Leonard Cohen’s “cowboy song” inspired by Japanese monks
Leonard Cohen was constantly working hard and pushing himself creatively, sometimes to his detriment. Cohen was always a poet and a writer before he became a musician, which means that he used to comb over lyrics, passages, and themes persistently, often causing a decline in his physical health. Some would say it was worth it for the beauty in his art, but there were periods when it looked like Cohen might not work again because of extensive writing periods.
There was one instance when he moved to the Greek Island of Hydra so that he could work in peace. It was during this period that he lived in complete solitude, surrounded by nothing but LSD and drafts of his work. He was writing for an elongated period, and by the time his work was finished, he wasn’t well enough to look after himself.
“Leonard sat in his room in his house on the hill in Hydra, writing furiously,” recalled the writer Sylvie Simmons, “He was driven by an overpowering sense of urgency. He had the feeling, he said, of time running out.” Cohen ended up in the hospital at the end of this period, highlighting just how much he was willing to suffer for his art.
Of course, this kind of mindset isn’t sustainable. It’s one thing to suffer for your art and to push yourself, but another thing to put your life at risk. Cohen had to try to find a medium, go somewhere, or do something where he could engage with himself and subsequently connect with his art while also making sure he didn’t push himself completely to the edge.

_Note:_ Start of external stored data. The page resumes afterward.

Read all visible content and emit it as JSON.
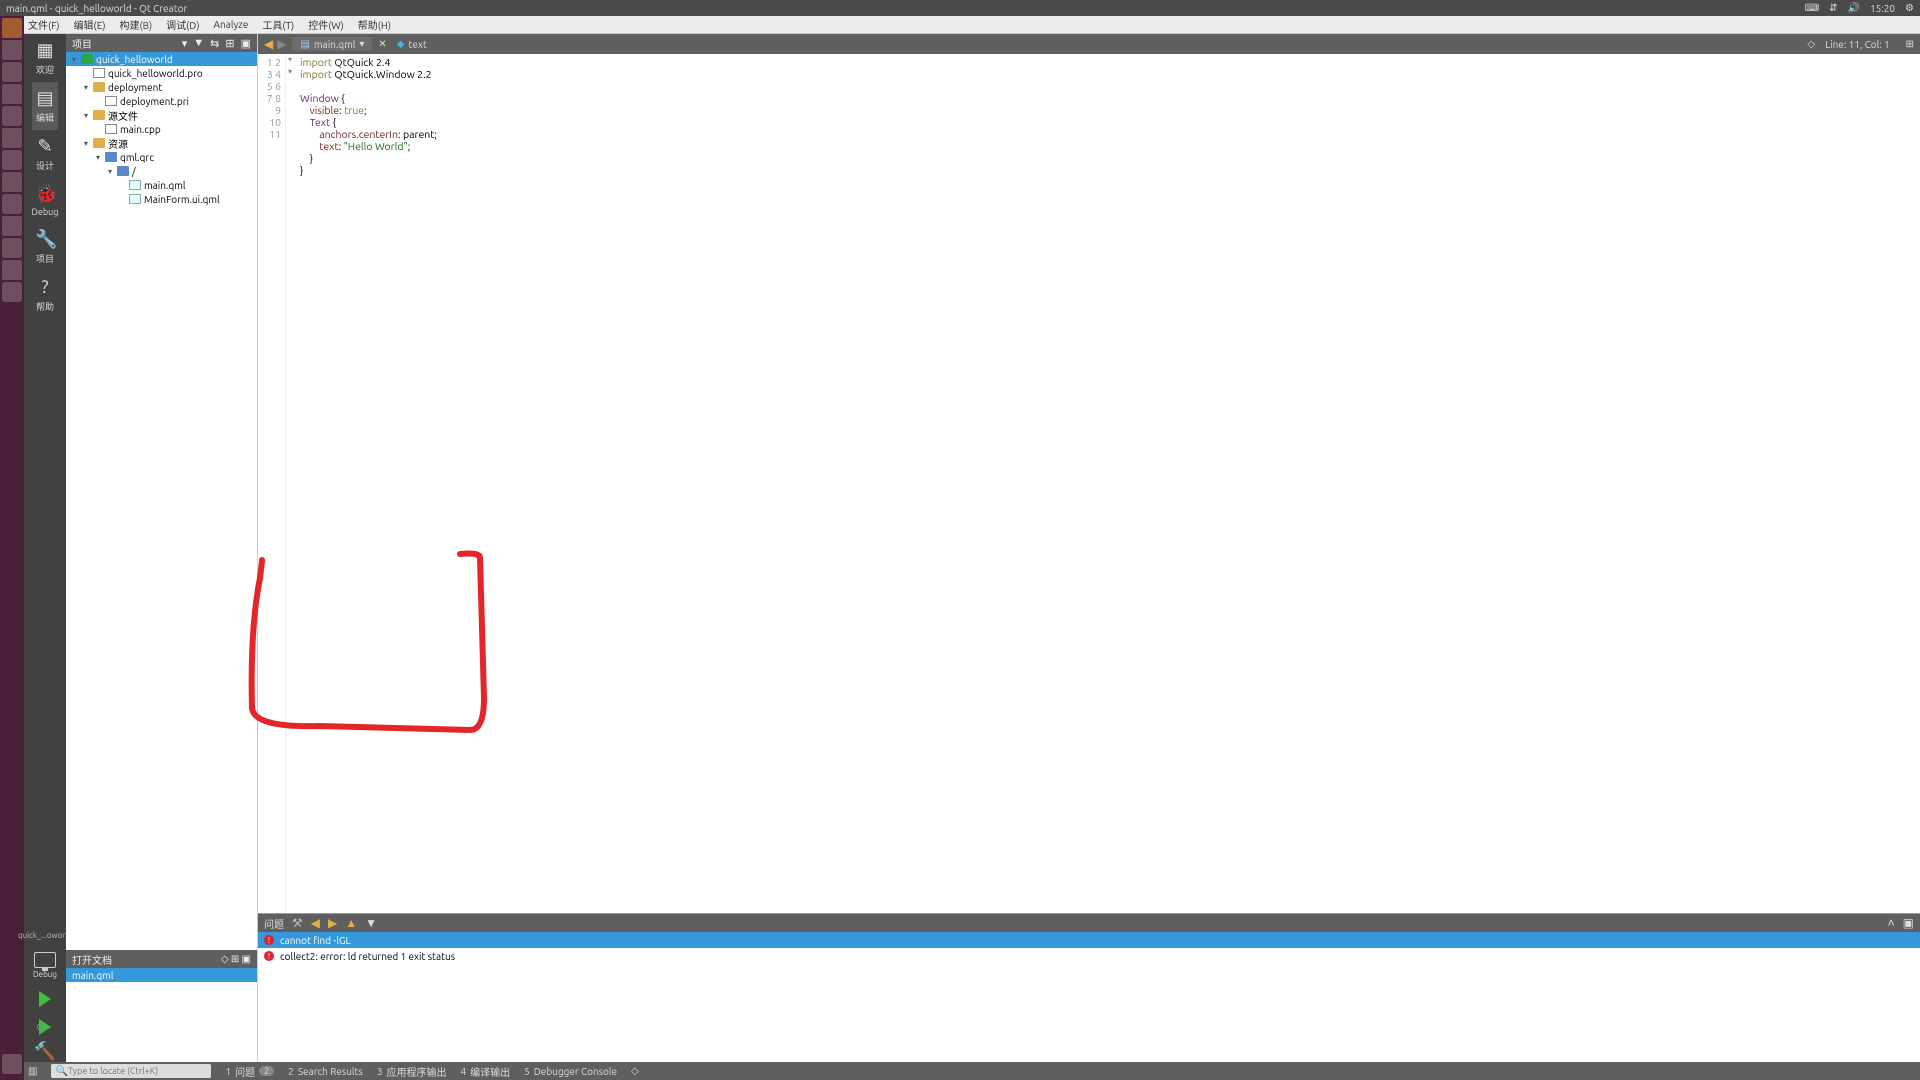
{
  "os": {
    "title": "main.qml - quick_helloworld - Qt Creator",
    "time": "15:20",
    "tray": [
      "keyboard-icon",
      "network-icon",
      "volume-icon",
      "settings-icon"
    ]
  },
  "menubar": [
    "文件(F)",
    "编辑(E)",
    "构建(B)",
    "调试(D)",
    "Analyze",
    "工具(T)",
    "控件(W)",
    "帮助(H)"
  ],
  "modes": [
    {
      "id": "welcome",
      "label": "欢迎",
      "icon": "grid-icon"
    },
    {
      "id": "edit",
      "label": "编辑",
      "icon": "edit-icon",
      "selected": true
    },
    {
      "id": "design",
      "label": "设计",
      "icon": "pencil-icon"
    },
    {
      "id": "debug",
      "label": "Debug",
      "icon": "bug-icon"
    },
    {
      "id": "projects",
      "label": "项目",
      "icon": "wrench-icon"
    },
    {
      "id": "help",
      "label": "帮助",
      "icon": "help-icon"
    }
  ],
  "kit": {
    "project": "quick_...oworld",
    "config": "Debug"
  },
  "project_header": {
    "title": "项目"
  },
  "tree": [
    {
      "depth": 0,
      "twist": "▾",
      "icon": "qt",
      "label": "quick_helloworld",
      "sel": true
    },
    {
      "depth": 1,
      "twist": "",
      "icon": "file",
      "label": "quick_helloworld.pro"
    },
    {
      "depth": 1,
      "twist": "▾",
      "icon": "folder",
      "label": "deployment"
    },
    {
      "depth": 2,
      "twist": "",
      "icon": "file",
      "label": "deployment.pri"
    },
    {
      "depth": 1,
      "twist": "▾",
      "icon": "folder",
      "label": "源文件"
    },
    {
      "depth": 2,
      "twist": "",
      "icon": "file",
      "label": "main.cpp"
    },
    {
      "depth": 1,
      "twist": "▾",
      "icon": "folder",
      "label": "资源"
    },
    {
      "depth": 2,
      "twist": "▾",
      "icon": "folder blue",
      "label": "qml.qrc"
    },
    {
      "depth": 3,
      "twist": "▾",
      "icon": "folder blue",
      "label": "/"
    },
    {
      "depth": 4,
      "twist": "",
      "icon": "qml",
      "label": "main.qml"
    },
    {
      "depth": 4,
      "twist": "",
      "icon": "qml",
      "label": "MainForm.ui.qml"
    }
  ],
  "open_docs": {
    "header": "打开文档",
    "items": [
      "main.qml"
    ]
  },
  "editor": {
    "filename": "main.qml",
    "symbol": "text",
    "position": "Line: 11, Col: 1",
    "lines": [
      {
        "n": 1,
        "fold": "",
        "html": "<span class='kw'>import</span> QtQuick 2.4"
      },
      {
        "n": 2,
        "fold": "",
        "html": "<span class='kw'>import</span> QtQuick.Window 2.2"
      },
      {
        "n": 3,
        "fold": "",
        "html": ""
      },
      {
        "n": 4,
        "fold": "▾",
        "html": "<span class='ty'>Window</span> {"
      },
      {
        "n": 5,
        "fold": "",
        "html": "    <span class='pr'>visible</span>: <span class='kw'>true</span>;"
      },
      {
        "n": 6,
        "fold": "▾",
        "html": "    <span class='ty'>Text</span> {"
      },
      {
        "n": 7,
        "fold": "",
        "html": "        <span class='pr'>anchors.centerIn</span>: parent;"
      },
      {
        "n": 8,
        "fold": "",
        "html": "        <span class='pr'>text</span>: <span class='st'>\"Hello World\"</span>;"
      },
      {
        "n": 9,
        "fold": "",
        "html": "    }"
      },
      {
        "n": 10,
        "fold": "",
        "html": "}"
      },
      {
        "n": 11,
        "fold": "",
        "html": ""
      }
    ]
  },
  "issues": {
    "header": "问题",
    "rows": [
      {
        "sel": true,
        "text": "cannot find -lGL"
      },
      {
        "sel": false,
        "text": "collect2: error: ld returned 1 exit status"
      }
    ]
  },
  "status": {
    "search_placeholder": "Type to locate (Ctrl+K)",
    "tabs": [
      {
        "n": "1",
        "label": "问题",
        "badge": "2"
      },
      {
        "n": "2",
        "label": "Search Results"
      },
      {
        "n": "3",
        "label": "应用程序输出"
      },
      {
        "n": "4",
        "label": "编译输出"
      },
      {
        "n": "5",
        "label": "Debugger Console"
      }
    ]
  }
}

At one point, he managed to do this by going to a silent retreat, where he could look inward for some time but also engage with the world around him to find some inspiration. During this period, he came across the work Mare Ten Bull, which illustrates the different stages towards enlightenment. When Cohen left the retreat, he went to visit his friend Jennifer Warnes with a brand new song in tow: ‘Ballad of the Absent Mare’.

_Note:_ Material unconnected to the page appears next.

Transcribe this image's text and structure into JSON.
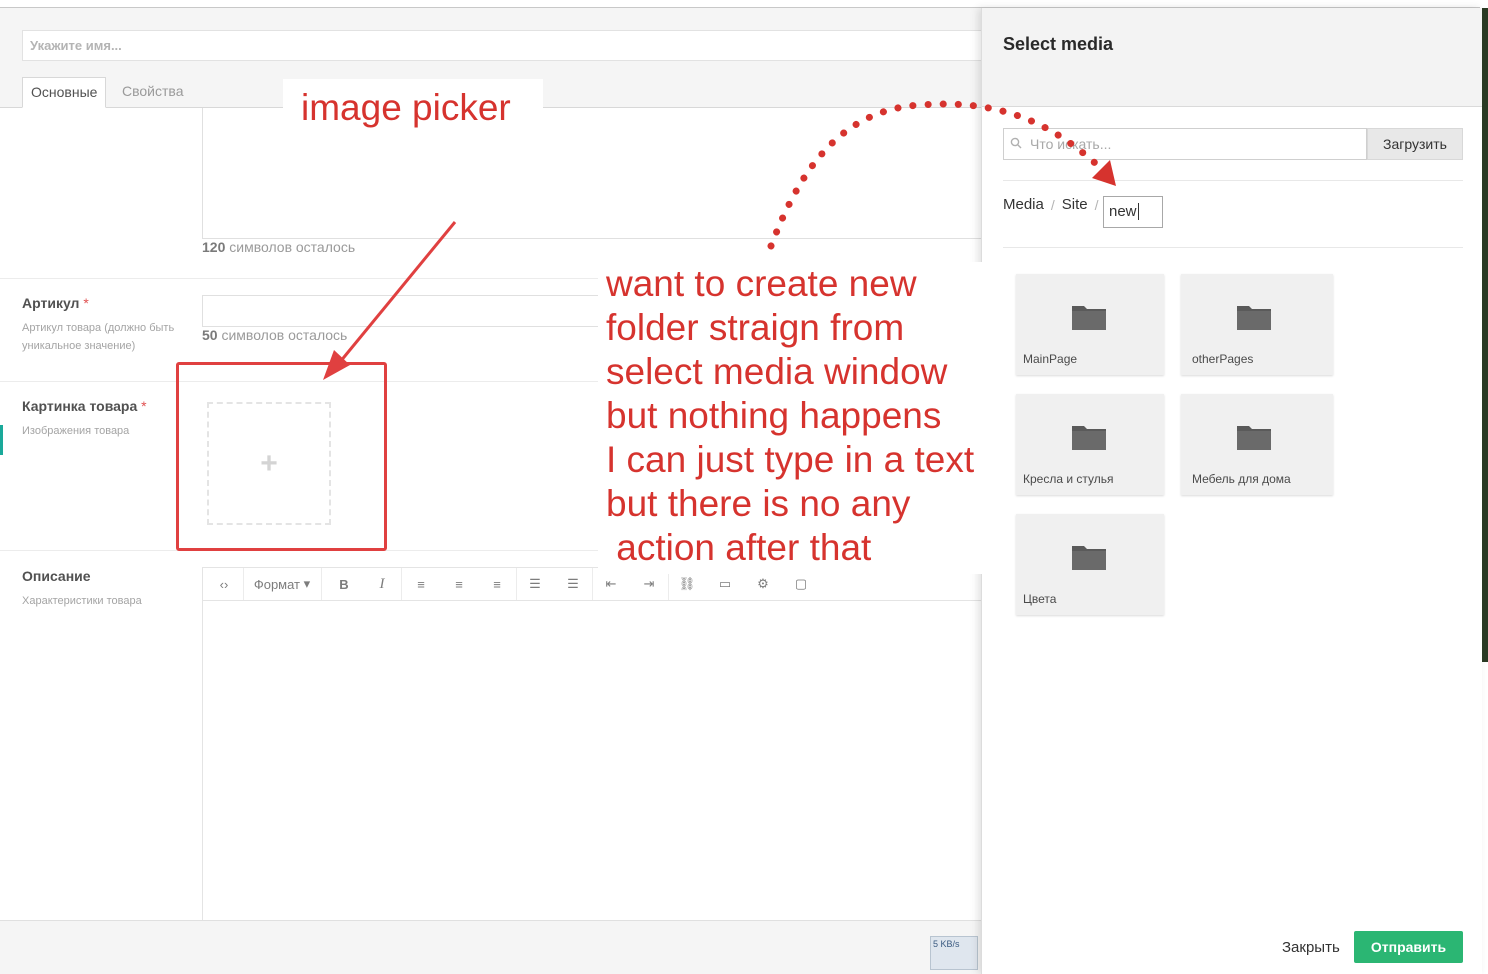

Warnes recalls the moment that Cohen came to visit. She was living in a small flat at the time and had a rented piano, which Cohen sat himself at and began playing. “Leonard’s 12 elegant, spartan verses unfolded,” she said, “I remember thinking… something miraculous is happening, right this minute, in my stupid little living room.”
“Leonard had found some old pictures somewhere,” Warnes said, discussing the supposed inspiration behind the song he had written. “They were called The Ten Bulls, old Japanese woodcuts symbolizing the stages of a monk’s life on the road to enlightenment. These carvings pictured a boy and a bull, the boy losing the bull, the bull hiding, the boy realising that the bull was nearby all along. There is a struggle, and finally the boy rides the bull into his little village.”
While these wood carvings depicted the story of a Japanese monk, Cohen saw a different way to interpret them within his music. He felt the story was somewhat reminiscent of a cowboy film. Warnes remembers him saying, “I thought this would make a great cowboy song.”